The researchers initially optimised SPOTS using spleen tissue derived from mouse models, as it contains diverse cellular populations that are compartmentalised in well-defined structures. The ability to capture cellular heterogeneity in the murine spleens was demonstrated, with the spatial expression patterns recapitulating the expected spleen structure. By analysing both spatial protein and gene expression patterns, it was shown that SPOTS can also provide granular information about cell function and activation states whilst retaining spatial context.

Unravelling disorganised tumour tissue

SPOTS was then applied to murine breast tumours from transgenic mouse models – to evaluate the technology in a highly variable and complex setting such as the tumour microenvironment (TME). To capture the full spectrum of the TME, a 32-plex ADT-conjugated antibody panel was designed. This covered all major cell lineages and activation states, including tumour epithelial cells, fibroblasts, myeloid cells, lymphoid cells and endothelial cells.

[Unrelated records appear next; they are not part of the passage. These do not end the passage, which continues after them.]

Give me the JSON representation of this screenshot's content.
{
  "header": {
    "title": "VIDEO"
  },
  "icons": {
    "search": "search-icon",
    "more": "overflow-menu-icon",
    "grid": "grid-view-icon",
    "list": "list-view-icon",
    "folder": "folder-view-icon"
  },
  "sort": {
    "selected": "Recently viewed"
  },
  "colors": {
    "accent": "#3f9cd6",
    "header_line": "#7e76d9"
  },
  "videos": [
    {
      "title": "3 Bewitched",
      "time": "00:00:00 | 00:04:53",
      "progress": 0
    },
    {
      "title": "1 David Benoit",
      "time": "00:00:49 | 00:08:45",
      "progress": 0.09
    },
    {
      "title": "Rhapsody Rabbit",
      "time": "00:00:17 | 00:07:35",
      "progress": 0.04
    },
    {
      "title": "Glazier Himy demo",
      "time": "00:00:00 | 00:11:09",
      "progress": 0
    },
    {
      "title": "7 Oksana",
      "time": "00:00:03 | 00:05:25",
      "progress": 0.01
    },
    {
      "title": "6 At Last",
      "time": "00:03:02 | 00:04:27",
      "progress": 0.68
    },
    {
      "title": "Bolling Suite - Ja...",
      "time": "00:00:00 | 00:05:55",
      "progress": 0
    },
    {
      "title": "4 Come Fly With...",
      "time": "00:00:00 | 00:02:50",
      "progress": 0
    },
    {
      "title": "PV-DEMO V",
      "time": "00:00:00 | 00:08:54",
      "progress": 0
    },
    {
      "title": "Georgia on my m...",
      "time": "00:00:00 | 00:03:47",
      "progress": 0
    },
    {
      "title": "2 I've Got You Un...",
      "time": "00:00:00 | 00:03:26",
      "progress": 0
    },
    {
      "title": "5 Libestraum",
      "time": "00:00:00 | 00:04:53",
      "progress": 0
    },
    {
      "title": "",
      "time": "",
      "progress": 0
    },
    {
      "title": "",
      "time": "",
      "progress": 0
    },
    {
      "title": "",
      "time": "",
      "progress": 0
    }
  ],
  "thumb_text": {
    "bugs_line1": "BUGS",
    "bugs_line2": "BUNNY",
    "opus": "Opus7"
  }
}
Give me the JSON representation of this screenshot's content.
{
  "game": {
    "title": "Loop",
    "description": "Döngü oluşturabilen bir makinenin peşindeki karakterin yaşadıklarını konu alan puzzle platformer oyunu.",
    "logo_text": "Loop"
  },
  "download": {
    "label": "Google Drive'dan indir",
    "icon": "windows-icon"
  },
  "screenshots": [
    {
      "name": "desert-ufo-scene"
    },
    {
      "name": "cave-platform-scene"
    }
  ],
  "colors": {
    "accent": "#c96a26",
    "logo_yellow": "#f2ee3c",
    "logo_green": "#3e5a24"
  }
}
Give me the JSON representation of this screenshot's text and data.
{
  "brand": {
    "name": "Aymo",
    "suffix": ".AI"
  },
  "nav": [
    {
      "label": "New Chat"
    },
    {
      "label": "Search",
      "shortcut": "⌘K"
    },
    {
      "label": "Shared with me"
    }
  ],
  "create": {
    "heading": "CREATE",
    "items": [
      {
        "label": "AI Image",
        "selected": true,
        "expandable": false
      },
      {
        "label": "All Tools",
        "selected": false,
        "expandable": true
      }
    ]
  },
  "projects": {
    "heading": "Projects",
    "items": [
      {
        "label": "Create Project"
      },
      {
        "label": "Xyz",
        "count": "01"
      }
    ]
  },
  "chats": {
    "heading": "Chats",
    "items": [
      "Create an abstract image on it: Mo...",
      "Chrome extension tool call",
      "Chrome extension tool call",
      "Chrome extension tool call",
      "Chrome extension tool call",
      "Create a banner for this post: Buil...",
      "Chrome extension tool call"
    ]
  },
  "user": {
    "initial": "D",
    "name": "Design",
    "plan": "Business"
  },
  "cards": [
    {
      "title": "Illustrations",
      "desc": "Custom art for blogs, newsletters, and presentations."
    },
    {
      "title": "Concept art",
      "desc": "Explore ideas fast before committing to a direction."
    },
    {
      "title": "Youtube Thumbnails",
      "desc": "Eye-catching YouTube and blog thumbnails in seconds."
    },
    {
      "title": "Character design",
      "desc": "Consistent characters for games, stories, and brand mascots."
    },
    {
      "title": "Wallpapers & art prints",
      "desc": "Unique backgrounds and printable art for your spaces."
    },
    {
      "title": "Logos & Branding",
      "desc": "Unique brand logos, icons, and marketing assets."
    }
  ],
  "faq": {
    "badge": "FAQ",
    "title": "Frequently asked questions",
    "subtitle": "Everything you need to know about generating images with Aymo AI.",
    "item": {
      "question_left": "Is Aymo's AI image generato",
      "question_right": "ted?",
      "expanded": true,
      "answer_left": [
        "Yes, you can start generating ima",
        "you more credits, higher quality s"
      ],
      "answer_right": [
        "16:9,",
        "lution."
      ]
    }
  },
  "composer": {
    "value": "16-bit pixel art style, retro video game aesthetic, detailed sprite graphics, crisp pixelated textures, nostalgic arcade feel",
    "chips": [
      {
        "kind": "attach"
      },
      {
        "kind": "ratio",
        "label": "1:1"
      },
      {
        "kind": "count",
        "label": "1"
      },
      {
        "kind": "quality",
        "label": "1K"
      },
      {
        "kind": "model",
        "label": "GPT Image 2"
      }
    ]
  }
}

The analysis revealed distinct regions enriched with varying levels of immune and stromal cells. As SPOTS integrates both ADT and mRNA modalities, more precise molecular characterisation of immune cell population in the disorganised tissue of solid tumours was possible.

Two regions enriched with macrophage and myeloid markers were also examined. These regions displayed differential immunostimulatory/immunosuppressive characteristics. The spatial data also confirmed that M2 macrophages form an immunosuppressive barrier at tumour borders leading to immune exhaustion and evasion; a finding previously shown in breast cancer.

What’s next for SPOTS?

The authors envisage that in the future, the novel SPOTS technology can radically advance the molecular characterisation of cell types and states. Further development includes more integration with emerging higher-resolution spatial transcriptomics technologies, along with capturing somatic mutations in cells, mapping T-cell receptor repertoires or capturing in vivo perturbations. By adopting SPOTS into their workflows, the genomics community can pave the way for spatially resolved mapping of tissue organisation and function in health and disease.